Das wird der Vergötterung Rahebs und Ateeks durch ihre Bewunderer keinen Abbruch tun. Denn sie werden nicht wegen ihrer intellektuellen Integrität bewundert, sondern wegen ihres Dienstes bei der Delegitimierung des gegenwärtigen Israel und des gegenwärtigen jüdischen Volks. Trotz seiner behaupteten Zurückweisung der Theologie des 19. Jahrhunderts verpackt Raheb die Behauptung von Theologen aus vergangenen Zeiten neu, dass die Kirche das „neue Israel“ ist, das das jüdische Volk ersetzt hat und dass die Bibel jetzt allein den Christen gehört. Aus Rahebs Sicht gehört sie – allein den palästinensischen Christen.

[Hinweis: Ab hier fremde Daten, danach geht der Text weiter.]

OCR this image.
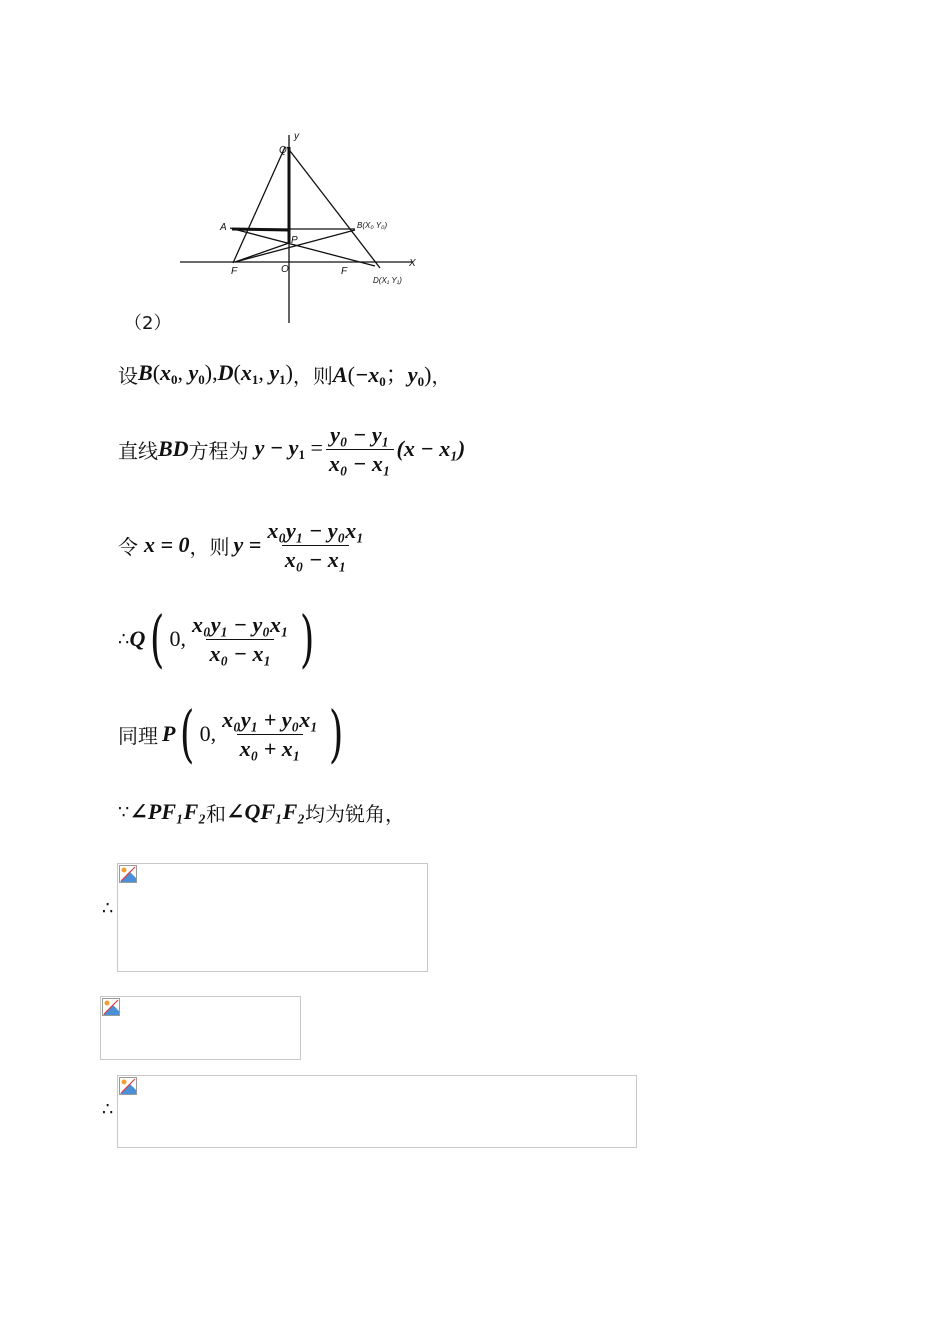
Q
y
A	B(X₀ Y₀)
P
F	O	F
X
D(X₁ Y₁)
（2）
设 $B(x_0$, $y_0),D(x_1$, $y_1$) ，则 $A(-x_0$；$y_0$) ，
直线 BD 方程为 $y - y_1 = \frac{\text{y₀ − y₁}}{\text{x₀ − x₁}} (x - x_1)$
令 x = 0 ，则 $y = \frac{\text{x₀y₁ − y₀x₁}}{\text{x₀ − x₁}}$
∴ Q ( 0, $\frac{\text{x₀y₁ − y₀x₁}}{\text{x₀ − x₁}}$ )
同理 P ( 0, $\frac{\text{x₀y₁ + y₀x₁}}{\text{x₀ + x₁}}$ )
∵ ∠PF₁F₂ 和 ∠QF₁F₂ 均为锐角，
∴
∴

Damit erhält Raheb in Deutschland ständig andächtige Aufmerksamkeit. Er bekam 2008 den „Internationalen Aachener Friedenspreis“ verliehen. Er ist regelmäßig auf Kirchentagen gefeiert worden, den Massenfesten der deutschen Christen. Er wurde zuletzt auf dem gemeinsamen protestantisch-katholischen Kirchentag zur Schau gestellt, dessen Gastgeber im Mai 2010 die Lutherische Kirche Bayerns war – zwei Monate nach seiner Rede in Bethlehem. Ist egal, was er sagte.
Raheb war auch der Starzeuge auf der Sitzung der Vollversammlung von 2004, auf der die Presbyterianische Kirche der USA dafür stimmte Investitionen aus verschiedenen Firmen abzuziehen, die mit Israel Handel treiben. Zwei Jahre später, nach viel Streit, stimmte die nächste Vollversammlung der PCUSA dafür diese Resolution zu ersetzen und sich dafür zu entschuldigen, dass sie sich 2004 derart in die Irre führen ließ.
Dennoch müssen wir für das Spektakel von Rahebs Auftritt in Bethlehem dankbar sein. Einerseites warf er alle frühere „palästinensische Theologie“ in die Mülltonne. Andererseits würde jede anständige Universität sein „neues Denken“ mit „durchgefallen“ bewerten, würde es von einem nicht palästinensischen Studenten eingereicht. „Palästinensische Theologie“ mag weiter ihre Bewunderer haben, doch die starren einen nackten Mini-Monarchen an.